Inside the Mind of a Teenage Climate Activist | Omega

Alexandria Villaseñor, 14, has held weekly climate strikes at the United Nations since December 14, 2018. During one Friday strike, she described what it's like to go from being a typical school kid to a leader of the youth climate movement.

NEW YORK—The Uber pulled up near the United Nations building and a weary teenager stepped out.

On a sun-splashed Friday in July, Alexandria Villaseñor (@AlexandriaV2005) was on three hours sleep, having spent the past week at planning meetings for the next major climate strike and then traveling to Washington, D.C., to lobby elected officials.

Villaseñor, 14, and her mother, Kristin Hogue (@ClimateKristin) had returned home at 3 a.m. on Friday, the day Villaseñor reserves for her climate strikes. Now it was 11 a.m. and in just a few short hours, she would catch a flight to Miami for a youth summit.

Protest sign in hand, she took her place on one of the metal benches near the UN entrance and reflected on her work.

Omega: What inspired you to do this? 

Alexandria: I used to live in Southern California. I moved to New York City in August [2018]. I was visiting family back in California in November when the Paradise fire broke out. Paradise is only about an hour away from my hometown of Davis, California. So we got a lot of the smoke. Paradise quickly became the worst wildfire in California history. It rated a 350 [air quality index], which was the worst air quality in the world at one point. Since I have asthma, for my health and safety, my family sent me back to New York City early. I became upset when I learned that the fire had a connection to climate change in that climate change is fueling them. I started paying attention to things like COP24 and I saw [Swedish teenage activist] Greta Thunberg speak at COP24. And she really empowered me to strike. My first strike was December 14, 2018, at the United Nations. It was the last day of COP24.

Omega: What were the first days like?

Alexandria: It’s not as depressing as people might think it would be. When I first started my strike, the first couple of weeks I was alone. Sometimes it was raining and I’d be by myself. And it would be quite calming. It would just be downtime. So in the moment, it didn’t really do anything to dampen my spirits. I knew that even though I was alone, I was still going to be out there protesting. I think that was what was really important.

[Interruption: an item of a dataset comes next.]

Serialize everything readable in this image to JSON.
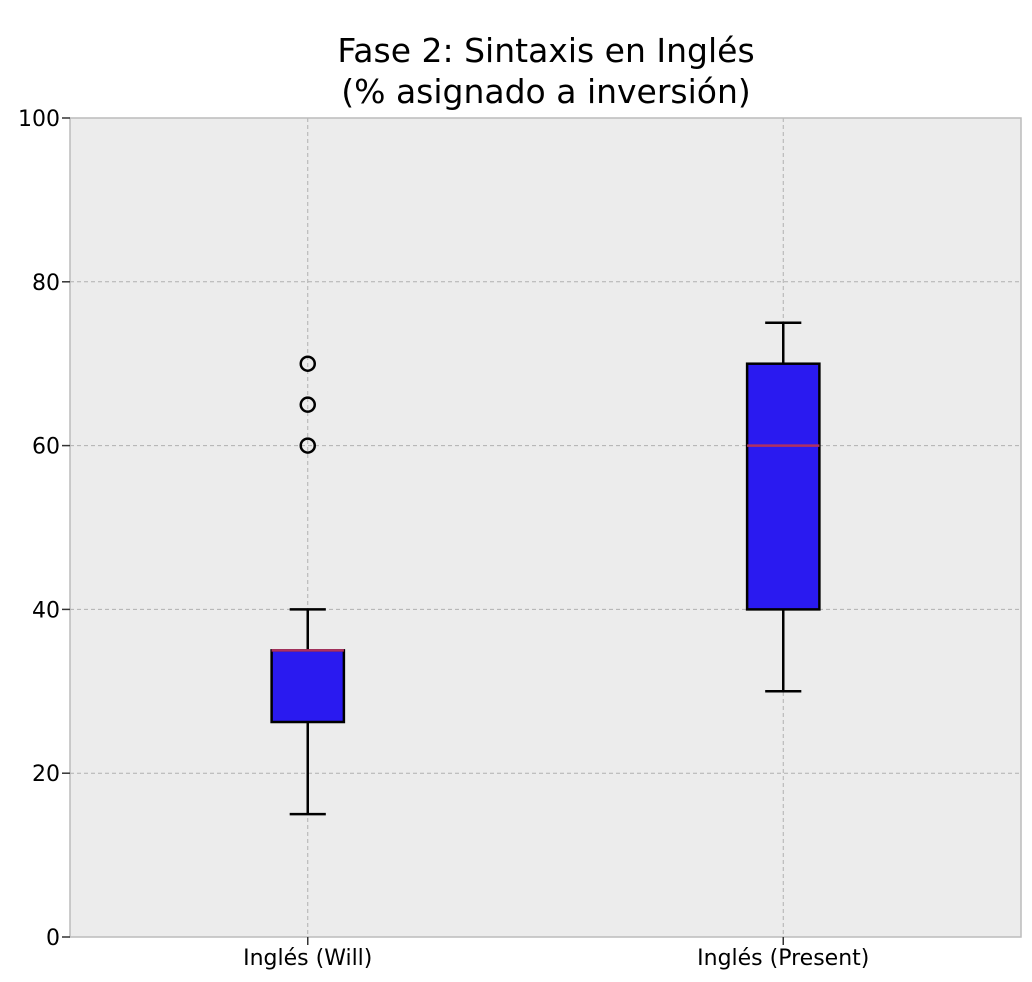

Omega: What role have your peers played in supporting your work? 

Alexandria: I work with a lot of my peers who aren’t in my school, who are organizing and supporting activism. There is a good group of students with Earth Uprising who are the best, most hardworking people and students that I have ever met. When it comes to my classmates, they support me. But it’s been my job to educate them on the urgency of the problem because it takes a lot to go from the place where you compartmentalize the climate crisis to actually realizing its full extent. And that is what I am convincing my classmates of and what they are starting to realize.

Omega: Who are your heroes?

Alexandria: My shero is Greta Thunberg because she has inspired so many students around the world. The way she will stand up and talk to world leaders—and that she is almost my age—is really inspiring. 

Omega: What has been the most satisfying part of your work so far? 

Alexandria: I think the most satisfying part of my work so far was when New York City declared a climate emergency [on June 26, 2019]. We had been pushing for this since May 3, when we had a sit-in on the Brooklyn Bridge demanding that we have a New York City climate emergency.

Omega: What is it like to be the target of social media trolls and the subject of personal attacks? 

Alexandria: When you are targeted by trolls—and all of us who are activists are targeted by a lot of mean climate deniers—I think it means that the youth are really threatening to them and their beliefs. When we are threatening what they think to the point where they will attack us, then I think we are really making change.

Omega: What advice would give to someone your age who wants to become a leader in their community?

Alexandria: Anyone can be an activist as long as they advocate for something they are passionate about. Being an activist could be talking to your community. It could be protesting. It could be bringing petitions. In the climate movement, not enough people are involved. So you could be someone who is looked up to because you would be one of the first in your community.

Omega: How has all this changed you?

Alexandria: I seem to have more confidence than I did a year ago. And I am living in New York City, which I think has made a big impact. Coming from California and moving to the big city, I think you do get more strength.

Omega: Has this changed your relationship with your mom?

Alexandria: First let me say what she is. My mom is the perfect example of an adult ally. She supports me. She protects me. And she advocates for me. Being in this together, I think we’ve learned to have more patience with each other than anything else.

Omega: What would you be doing if you weren’t doing this?

Alexandria: I think if I wasn’t doing this, I’d be sleeping.